WWW.CONDONG.ID-Setelah maraknya praktik buruk yang dilakukan oleh aparat pemerintahan, banyak kasus merugikan masyarakat di Indonesia yang memunculkan berbagai pertanyaan. Salah satunya adalah kenapa nilai-nilai Pancasila, yang diajarkan sejak berada di bangku pendidikan, seolah tidak diterapkan dalam kehidupan sehari-hari.
Mengapa sistem pemerintahan di Indonesia, yang seharusnya diisi oleh orang-orang berpendidikan, tidak mencerminkan sikap dan perilaku yang sesuai dengan pendidikan itu sendiri? Pernahkah kamu mendengar anekdot tentang seorang remaja yang, setelah salat, secara impulsif mengambil sandal milik orang lain? Akibatnya, ia dijatuhi hukuman tiga tahun penjara.

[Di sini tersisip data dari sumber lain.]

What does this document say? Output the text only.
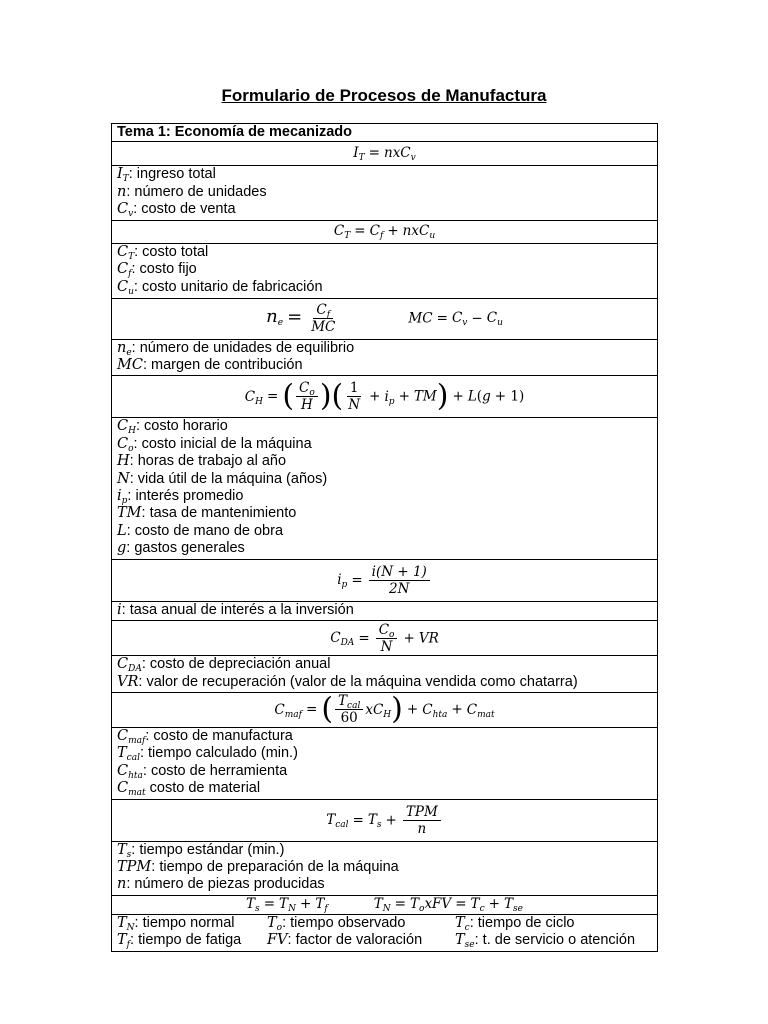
Formulario de Procesos de Manufactura
Tema 1: Economía de mecanizado
$I_T = nxC_v$

$I_T$: ingreso total
n: número de unidades
$C_v$: costo de venta

$C_T = C_f + nxC_u$

$C_T$: costo total
$C_f$: costo fijo
$C_u$: costo unitario de fabricación

$n_e = \frac{C_f}{MC}$	MC = $C_v - C_u$

$n_e$: número de unidades de equilibrio
MC: margen de contribución

$C_H$ = ( $\frac{C_o}{H}$ )( $\frac{1}{N} + i_p + TM) + L(g + 1)$

$C_H$: costo horario
$C_o$: costo inicial de la máquina
H: horas de trabajo al año
N: vida útil de la máquina (años)
$i_p$: interés promedio
TM: tasa de mantenimiento
L: costo de mano de obra
g: gastos generales

$i_p = \frac{i(N + 1)}{2N}$

i: tasa anual de interés a la inversión

$C_{DA} = \frac{C_o}{N}$ + VR

$C_{DA}$: costo de depreciación anual
VR: valor de recuperación (valor de la máquina vendida como chatarra)

$C_{maf}$ = ( $\frac{T_{cal}}{60} xC_H) + C_{hta} + C_{mat}$

$C_{maf}$: costo de manufactura
$T_{cal}$: tiempo calculado (min.)
$C_{hta}$: costo de herramienta
$C_{mat}$ costo de material

$T_{cal} = T_s + \frac{\text{TPM}}{n}$

$T_s$: tiempo estándar (min.)
TPM: tiempo de preparación de la máquina
n: número de piezas producidas

$T_s = T_N + T_f$	$T_N = T_oxFV = T_c + T_{se}$

$T_N$: tiempo normal	$T_o$: tiempo observado	$T_c$: tiempo de ciclo
$T_f$: tiempo de fatiga	FV: factor de valoración	$T_{se}$: t. de servicio o atención
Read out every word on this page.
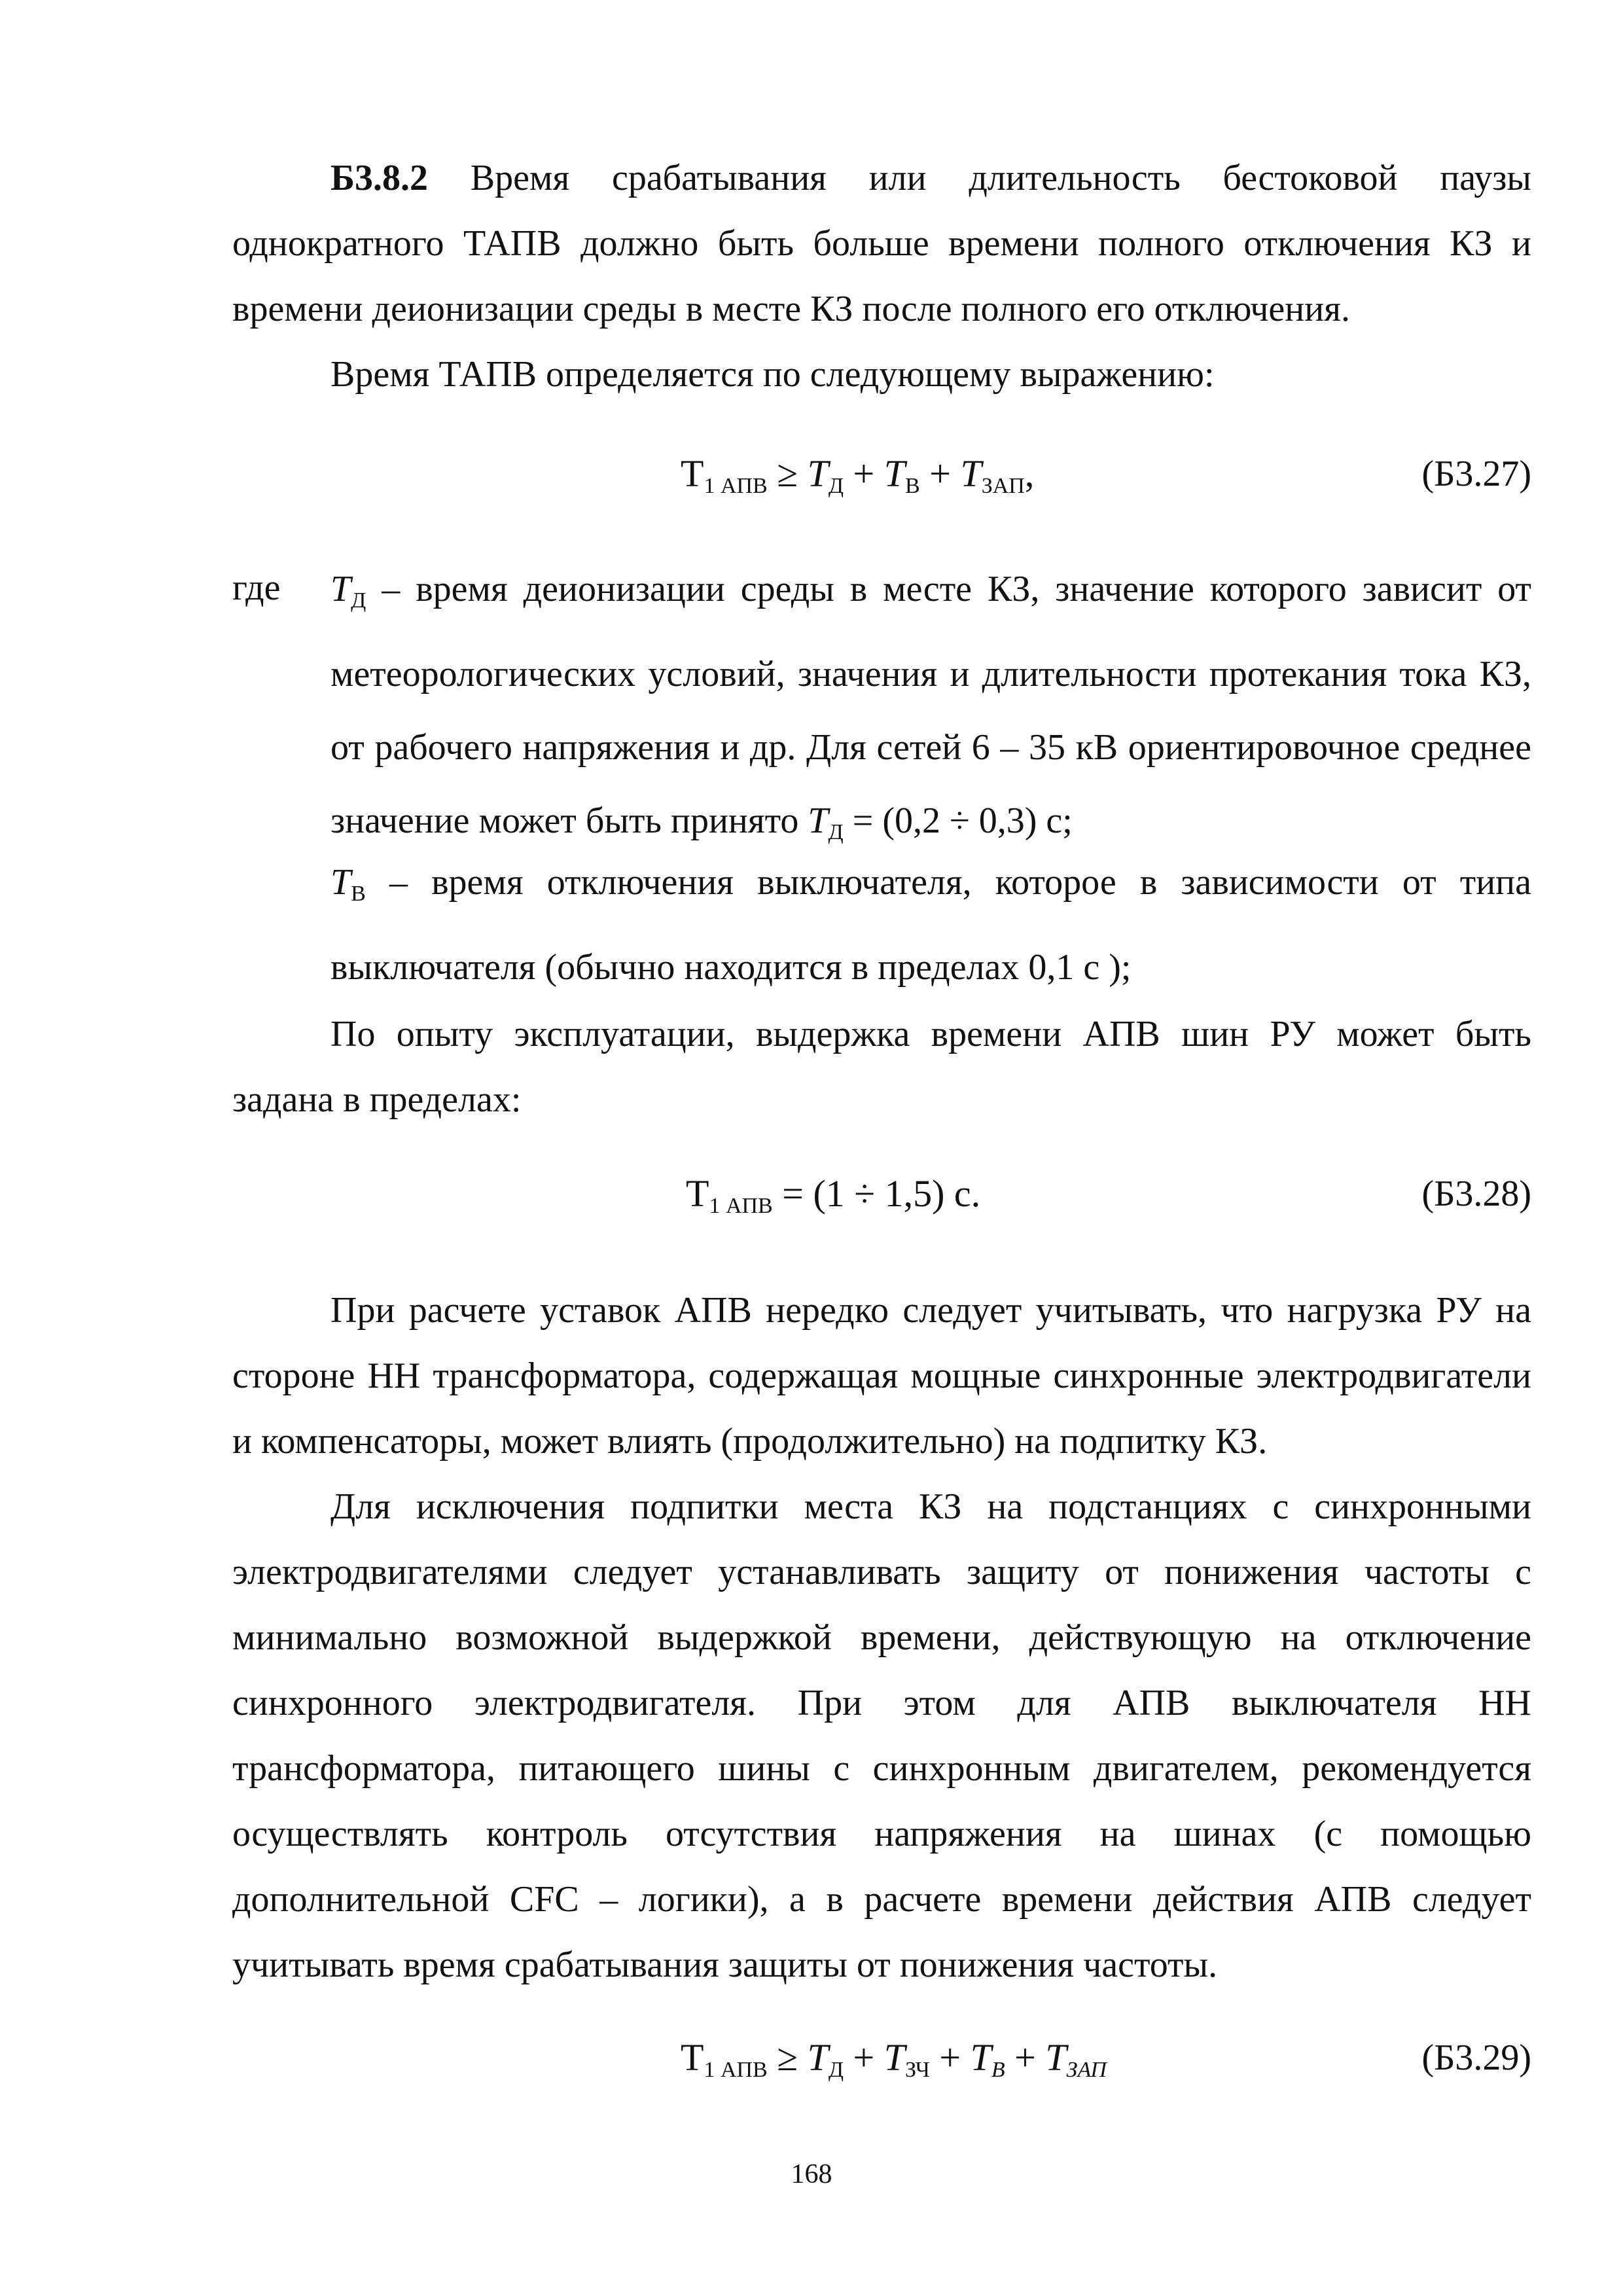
Б3.8.2 Время срабатывания или длительность бестоковой паузы однократного ТАПВ должно быть больше времени полного отключения КЗ и времени деионизации среды в месте КЗ после полного его отключения.
Время ТАПВ определяется по следующему выражению:
$Т_{1 АПВ} \ge T_Д + T_В + T_{ЗАП}$,	(Б3.27)
где $T_Д$ – время деионизации среды в месте КЗ, значение которого зависит от метеорологических условий, значения и длительности протекания тока КЗ, от рабочего напряжения и др. Для сетей 6 – 35 кВ ориентировочное среднее значение может быть принято $T_Д = (0,2 \div 0,3)$ с;
$T_В$ – время отключения выключателя, которое в зависимости от типа выключателя (обычно находится в пределах 0,1 с );
По опыту эксплуатации, выдержка времени АПВ шин РУ может быть задана в пределах:
$Т_{1 АПВ} = (1 \div 1,5)$ с.	(Б3.28)
При расчете уставок АПВ нередко следует учитывать, что нагрузка РУ на стороне НН трансформатора, содержащая мощные синхронные электродвигатели и компенсаторы, может влиять (продолжительно) на подпитку КЗ.
Для исключения подпитки места КЗ на подстанциях с синхронными электродвигателями следует устанавливать защиту от понижения частоты с минимально возможной выдержкой времени, действующую на отключение синхронного электродвигателя. При этом для АПВ выключателя НН трансформатора, питающего шины с синхронным двигателем, рекомендуется осуществлять контроль отсутствия напряжения на шинах (с помощью дополнительной CFC – логики), а в расчете времени действия АПВ следует учитывать время срабатывания защиты от понижения частоты.
$Т_{1 АПВ} \ge T_Д + T_{ЗЧ} + T_В + T_{ЗАП}$	(Б3.29)
168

Di sisi lain, seorang pejabat yang dengan leluasa menggelapkan hak rakyat senilai 100 juta hanya mendapatkan hukuman satu bulan penjara.

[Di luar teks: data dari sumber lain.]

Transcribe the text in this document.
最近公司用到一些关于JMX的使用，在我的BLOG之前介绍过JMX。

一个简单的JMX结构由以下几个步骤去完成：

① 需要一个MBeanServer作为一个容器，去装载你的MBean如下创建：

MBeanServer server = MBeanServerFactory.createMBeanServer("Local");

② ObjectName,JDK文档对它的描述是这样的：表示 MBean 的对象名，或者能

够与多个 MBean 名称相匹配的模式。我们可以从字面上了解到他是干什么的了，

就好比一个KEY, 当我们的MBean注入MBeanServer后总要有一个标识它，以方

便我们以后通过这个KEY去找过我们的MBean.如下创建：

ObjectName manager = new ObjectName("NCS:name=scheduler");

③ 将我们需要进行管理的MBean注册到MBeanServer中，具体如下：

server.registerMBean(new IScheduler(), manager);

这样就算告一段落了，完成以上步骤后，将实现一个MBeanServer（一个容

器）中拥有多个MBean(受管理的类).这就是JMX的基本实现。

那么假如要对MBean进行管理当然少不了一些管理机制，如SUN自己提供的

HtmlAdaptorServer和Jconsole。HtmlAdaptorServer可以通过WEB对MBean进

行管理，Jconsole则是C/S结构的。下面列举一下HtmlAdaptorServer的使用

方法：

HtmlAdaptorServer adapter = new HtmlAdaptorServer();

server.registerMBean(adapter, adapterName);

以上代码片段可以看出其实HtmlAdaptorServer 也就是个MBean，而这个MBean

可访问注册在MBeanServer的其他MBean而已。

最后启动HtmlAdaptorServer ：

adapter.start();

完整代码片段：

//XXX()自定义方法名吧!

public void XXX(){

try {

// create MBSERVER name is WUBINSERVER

Ketika hakim menjelaskan perbedaan hukuman bagi kedua terdakwa ini, masyarakat pun terkejut. Sang hakim beralasan bahwa remaja yang mengambil sandal telah merugikan seseorang dengan nilai Rp 20.000, sedangkan pejabat tersebut hanya mengambil hak dari setiap warganya senilai Rp 1000. Ironisnya, inilah yang memicu adagium di kalangan masyarakat: hukuman lebih berat diberikan kepada mereka yang merugikan individu dengan nilai yang lebih tinggi. Kisah ini mengunggah pemikiran masyarakat untuk merenungkan keadilan dalam sistem hukum di Indonesia.
Kemudian jika berbicara teori Pancasila, pada dasarnya, Pelajaran Kewarganegaraan di Indonesia merupakan mata pelajaran yang penting dalam membentuk karakter dan kesadaran warga negara. Teori-teori yang diajarkan di dalam kelas sering kali penuh dengan nilai-nilai ideal, seperti keadilan, hak asasi manusia, dan partisipasi aktif dalam pemerintahan. Namun, ketika melihat realitas birokrasi di lapangan, sering kali ada kesenjangan antara apa yang diajarkan dan apa yang terjadi di dunia nyata.
Di dalam kurikulum pendidikan, pelajaran Kewarganegaraan dirancang untuk membekali siswa dengan pemahaman tentang hak dan kewajiban sebagai warga negara. Siswa diajarkan tentang undang-undang, sistem pemerintahan, serta pentingnya demokrasi dan partisipasi. Konsep-konsep ini memberikan harapan bahwa generasi muda akan menjadi warga negara yang aktif, kritis, dan berkontribusi positif bagi masyarakat.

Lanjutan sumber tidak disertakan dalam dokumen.